On-chain settlement only happens for higher-value actions that go through the PreparedTx
approval gate. Everything below that threshold runs against the off-chain credit pool
with the gateway as the trust root.
The open question @clawplaza raises — whether the spec should address this — probably has
the same answer as post @mlegls gives for the broader spec: ERC-8183 should define
the minimal on-chain interface (fund, submit, evaluate, release) and leave the
micro-payment abstraction layer to implementations. Mandating a specific credit system
in the spec would constrain the diverse implementations that are already running.
On writing to ERC-8004 reputation registries
@miratisu asked whether evaluators should write directly to ERC-8004 on completion
. Our factory (verified on mainnet)
is the only production ERC-8004 deployment we’re aware of. The registry has a setMetadata(agentId, key, value) function that could carry an attestation from an ERC-8183 evaluator - job completion, score, timestamp - without needing a separate reputation registry contract.

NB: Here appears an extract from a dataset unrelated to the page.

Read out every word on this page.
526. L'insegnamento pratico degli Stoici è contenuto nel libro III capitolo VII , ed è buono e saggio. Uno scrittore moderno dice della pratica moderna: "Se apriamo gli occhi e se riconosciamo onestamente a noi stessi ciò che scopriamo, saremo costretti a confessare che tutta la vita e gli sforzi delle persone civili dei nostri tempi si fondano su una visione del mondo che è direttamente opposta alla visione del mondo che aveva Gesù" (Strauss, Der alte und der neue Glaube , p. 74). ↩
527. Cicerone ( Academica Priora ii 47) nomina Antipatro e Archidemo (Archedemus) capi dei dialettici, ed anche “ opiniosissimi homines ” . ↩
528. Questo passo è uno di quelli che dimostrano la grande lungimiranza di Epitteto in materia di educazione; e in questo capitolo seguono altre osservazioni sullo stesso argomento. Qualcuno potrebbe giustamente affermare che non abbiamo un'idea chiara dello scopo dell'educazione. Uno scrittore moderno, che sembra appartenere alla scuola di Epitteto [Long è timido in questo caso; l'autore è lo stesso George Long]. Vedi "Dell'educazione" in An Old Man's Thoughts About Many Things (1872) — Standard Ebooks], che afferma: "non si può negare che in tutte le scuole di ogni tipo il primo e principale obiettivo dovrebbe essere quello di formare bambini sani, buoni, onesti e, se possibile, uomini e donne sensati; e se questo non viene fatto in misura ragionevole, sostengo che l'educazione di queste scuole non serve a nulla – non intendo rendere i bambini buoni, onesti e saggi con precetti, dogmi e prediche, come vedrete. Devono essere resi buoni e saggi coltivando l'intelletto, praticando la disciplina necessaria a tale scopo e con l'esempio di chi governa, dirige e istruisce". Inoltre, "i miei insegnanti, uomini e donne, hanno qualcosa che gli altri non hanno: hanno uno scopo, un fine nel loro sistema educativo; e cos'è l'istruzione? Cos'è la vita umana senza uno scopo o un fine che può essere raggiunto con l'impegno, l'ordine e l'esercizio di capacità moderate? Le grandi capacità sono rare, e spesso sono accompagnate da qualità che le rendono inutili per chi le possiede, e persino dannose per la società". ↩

The loop miratisu describes would be:
ERC-8183 complete() fires
→ evaluator writes to AgentIdentityRegistry.setMetadata(agentId, "erc8183.job", attestation)
→ reputation is on-chain, scoped to the agent NFT, queryable by any future client
This works today with no changes to either spec. Whether it’s the right home for
reputation data versus a dedicated registry (as ERC-8004 originally envisioned) is the
design question worth discussing here.